Sandro and his family are trying to broaden their market because they would like to reach new customers. Going through the Invima processes has been expensive, time-consuming, and difficult, which has limited their possibility of marketing on a larger scale. However, the potential of the cacao hamburgers as an export product is enormous, because, according to consultant Mordor Intelligence, the world market for protein is valued at around ten billion dollars, it has a high rate of return on investment, and its greatest growth is taking place in South America.
Therefore, because of their flavor, the cacao hamburgers are an exquisite and innovative option for vegans and vegetarians, and in general for anybody that loves fast foods. The cacao hamburgers have a texture and flavor similar to those made of meat, with a touch of spice. Besides their rich flavor, the Ministry of Science, Technology, and Innovation has said that cacao contributes to cardiovascular health, promotes digestion, and improves the condition of the skin. Martín Becerra, owner of the Santa Bárbara de Puente Naciónal Hotel and Restaurant (Santander Department), sells the cacao hamburgers at his business, and he says that, “people like them because they are something new and also because they are a very healthy product.”

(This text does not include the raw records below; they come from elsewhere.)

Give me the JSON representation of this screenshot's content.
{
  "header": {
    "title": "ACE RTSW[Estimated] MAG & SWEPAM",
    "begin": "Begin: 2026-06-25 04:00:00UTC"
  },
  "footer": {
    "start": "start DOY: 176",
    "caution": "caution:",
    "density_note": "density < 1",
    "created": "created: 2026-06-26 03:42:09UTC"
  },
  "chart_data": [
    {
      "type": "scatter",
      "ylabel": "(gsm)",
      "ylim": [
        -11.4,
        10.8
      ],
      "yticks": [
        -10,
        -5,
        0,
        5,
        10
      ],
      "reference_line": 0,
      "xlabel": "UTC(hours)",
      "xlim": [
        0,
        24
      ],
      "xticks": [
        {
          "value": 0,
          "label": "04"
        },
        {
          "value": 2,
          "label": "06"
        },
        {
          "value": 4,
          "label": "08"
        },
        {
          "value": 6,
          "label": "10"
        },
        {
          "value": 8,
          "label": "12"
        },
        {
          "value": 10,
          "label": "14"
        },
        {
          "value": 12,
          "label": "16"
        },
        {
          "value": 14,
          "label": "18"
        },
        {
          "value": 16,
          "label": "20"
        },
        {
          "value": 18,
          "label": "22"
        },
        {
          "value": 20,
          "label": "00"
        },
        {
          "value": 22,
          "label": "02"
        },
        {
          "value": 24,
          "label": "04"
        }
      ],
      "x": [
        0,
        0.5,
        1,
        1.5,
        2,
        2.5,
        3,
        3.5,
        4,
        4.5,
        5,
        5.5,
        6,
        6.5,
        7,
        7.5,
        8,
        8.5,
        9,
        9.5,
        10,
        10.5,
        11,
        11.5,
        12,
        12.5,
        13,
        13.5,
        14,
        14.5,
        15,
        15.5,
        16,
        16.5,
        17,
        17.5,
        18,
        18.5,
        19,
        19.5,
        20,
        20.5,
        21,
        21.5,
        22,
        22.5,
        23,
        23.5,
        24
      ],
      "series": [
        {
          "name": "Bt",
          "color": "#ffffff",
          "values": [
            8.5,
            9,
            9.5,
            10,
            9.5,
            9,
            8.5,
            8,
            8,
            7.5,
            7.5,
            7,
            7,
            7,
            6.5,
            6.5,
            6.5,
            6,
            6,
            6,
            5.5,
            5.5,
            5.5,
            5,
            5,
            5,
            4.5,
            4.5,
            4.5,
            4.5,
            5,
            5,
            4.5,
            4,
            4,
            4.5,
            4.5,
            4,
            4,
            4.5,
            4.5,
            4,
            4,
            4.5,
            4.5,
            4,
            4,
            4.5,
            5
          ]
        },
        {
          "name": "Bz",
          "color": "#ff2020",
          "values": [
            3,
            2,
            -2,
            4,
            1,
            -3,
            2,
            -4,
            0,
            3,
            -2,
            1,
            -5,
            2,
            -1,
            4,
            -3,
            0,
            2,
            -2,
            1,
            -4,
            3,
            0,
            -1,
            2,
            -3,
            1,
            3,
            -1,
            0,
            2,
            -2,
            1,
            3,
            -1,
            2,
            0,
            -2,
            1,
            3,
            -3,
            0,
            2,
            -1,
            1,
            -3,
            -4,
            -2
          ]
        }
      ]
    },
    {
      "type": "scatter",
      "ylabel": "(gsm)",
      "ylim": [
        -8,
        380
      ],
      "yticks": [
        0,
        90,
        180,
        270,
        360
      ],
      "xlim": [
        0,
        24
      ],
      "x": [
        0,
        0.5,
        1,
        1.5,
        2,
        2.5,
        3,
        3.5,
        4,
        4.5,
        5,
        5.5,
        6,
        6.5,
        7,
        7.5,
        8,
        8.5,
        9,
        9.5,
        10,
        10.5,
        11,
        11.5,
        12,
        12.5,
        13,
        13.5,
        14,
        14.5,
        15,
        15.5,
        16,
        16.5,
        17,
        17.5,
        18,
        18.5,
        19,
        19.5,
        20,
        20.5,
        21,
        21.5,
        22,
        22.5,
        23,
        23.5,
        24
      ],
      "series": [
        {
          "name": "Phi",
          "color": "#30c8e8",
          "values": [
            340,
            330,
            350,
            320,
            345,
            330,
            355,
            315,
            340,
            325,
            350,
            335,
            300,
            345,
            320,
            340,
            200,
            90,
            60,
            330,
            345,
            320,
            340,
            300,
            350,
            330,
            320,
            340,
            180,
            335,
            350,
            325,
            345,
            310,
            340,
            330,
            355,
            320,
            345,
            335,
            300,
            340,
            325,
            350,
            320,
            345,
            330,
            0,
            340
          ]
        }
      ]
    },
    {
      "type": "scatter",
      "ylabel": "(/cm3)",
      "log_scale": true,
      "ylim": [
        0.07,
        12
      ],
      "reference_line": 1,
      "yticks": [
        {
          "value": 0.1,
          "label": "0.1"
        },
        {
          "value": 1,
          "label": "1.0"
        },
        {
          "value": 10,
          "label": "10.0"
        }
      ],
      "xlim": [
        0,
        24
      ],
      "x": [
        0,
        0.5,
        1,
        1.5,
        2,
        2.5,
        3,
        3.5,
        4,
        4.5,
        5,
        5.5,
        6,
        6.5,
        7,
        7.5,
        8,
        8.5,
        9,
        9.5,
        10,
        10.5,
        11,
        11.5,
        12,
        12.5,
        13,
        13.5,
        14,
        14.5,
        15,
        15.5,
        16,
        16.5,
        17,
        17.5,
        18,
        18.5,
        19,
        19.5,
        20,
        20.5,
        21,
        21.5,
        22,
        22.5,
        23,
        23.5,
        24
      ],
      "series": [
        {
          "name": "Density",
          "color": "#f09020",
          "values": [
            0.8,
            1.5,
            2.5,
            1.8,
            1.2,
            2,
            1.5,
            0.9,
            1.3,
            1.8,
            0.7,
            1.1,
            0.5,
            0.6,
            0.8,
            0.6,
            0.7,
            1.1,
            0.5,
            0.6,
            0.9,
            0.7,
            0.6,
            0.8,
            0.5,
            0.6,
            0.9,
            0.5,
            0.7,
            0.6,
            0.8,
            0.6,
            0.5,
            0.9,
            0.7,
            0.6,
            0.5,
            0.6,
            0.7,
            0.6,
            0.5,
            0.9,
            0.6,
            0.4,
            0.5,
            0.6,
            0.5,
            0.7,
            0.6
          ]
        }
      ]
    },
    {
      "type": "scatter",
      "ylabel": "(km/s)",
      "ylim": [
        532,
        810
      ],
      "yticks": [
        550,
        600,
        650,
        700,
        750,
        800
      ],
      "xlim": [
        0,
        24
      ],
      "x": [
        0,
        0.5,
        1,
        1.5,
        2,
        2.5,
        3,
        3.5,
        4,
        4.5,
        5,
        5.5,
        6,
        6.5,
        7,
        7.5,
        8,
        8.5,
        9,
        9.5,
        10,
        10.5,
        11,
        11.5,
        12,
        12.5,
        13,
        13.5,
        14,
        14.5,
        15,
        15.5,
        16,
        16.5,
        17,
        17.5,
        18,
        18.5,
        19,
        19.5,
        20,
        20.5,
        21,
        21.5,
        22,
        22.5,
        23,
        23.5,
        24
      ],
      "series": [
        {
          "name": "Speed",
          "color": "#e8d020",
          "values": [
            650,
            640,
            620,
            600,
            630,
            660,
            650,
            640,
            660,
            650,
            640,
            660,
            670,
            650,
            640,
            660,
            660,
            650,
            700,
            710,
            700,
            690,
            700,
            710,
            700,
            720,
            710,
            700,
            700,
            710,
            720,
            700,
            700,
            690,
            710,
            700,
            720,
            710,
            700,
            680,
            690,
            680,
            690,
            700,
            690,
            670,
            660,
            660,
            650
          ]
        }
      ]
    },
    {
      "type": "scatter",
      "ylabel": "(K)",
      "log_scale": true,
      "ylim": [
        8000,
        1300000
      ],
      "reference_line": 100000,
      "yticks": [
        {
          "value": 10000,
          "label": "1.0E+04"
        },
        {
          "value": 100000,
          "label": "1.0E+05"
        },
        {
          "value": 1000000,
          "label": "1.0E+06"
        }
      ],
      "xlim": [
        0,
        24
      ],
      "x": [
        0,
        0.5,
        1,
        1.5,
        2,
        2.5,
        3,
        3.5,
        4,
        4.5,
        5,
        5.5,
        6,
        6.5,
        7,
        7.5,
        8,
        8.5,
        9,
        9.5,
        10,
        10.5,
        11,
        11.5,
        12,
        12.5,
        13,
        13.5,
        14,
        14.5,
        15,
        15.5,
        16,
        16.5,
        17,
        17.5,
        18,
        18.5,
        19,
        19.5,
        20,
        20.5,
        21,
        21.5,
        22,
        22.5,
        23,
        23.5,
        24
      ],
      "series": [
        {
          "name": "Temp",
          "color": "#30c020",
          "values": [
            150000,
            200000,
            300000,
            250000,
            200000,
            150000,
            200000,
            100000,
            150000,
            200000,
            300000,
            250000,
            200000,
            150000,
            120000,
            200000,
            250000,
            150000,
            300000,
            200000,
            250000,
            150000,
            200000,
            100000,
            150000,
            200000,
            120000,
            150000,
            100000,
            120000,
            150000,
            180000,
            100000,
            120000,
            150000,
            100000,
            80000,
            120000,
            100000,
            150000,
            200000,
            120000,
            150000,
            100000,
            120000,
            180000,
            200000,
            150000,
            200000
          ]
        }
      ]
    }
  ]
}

In short, the cacao hamburgers are an innovative venture, profitable and delicious, that deserves to be tried out by everyone that likes a good hamburger. This product reflects the desires of a family and their community to get ahead by leaving the coca crop behind. In that manner, Sandro and his family are increasing the value of cacao as an insignia product of La Quitaz, using their ingenuity and making good use of all the components of the cacao.
 Invima is Colombia’s National Food & Drug Surveillance Institute.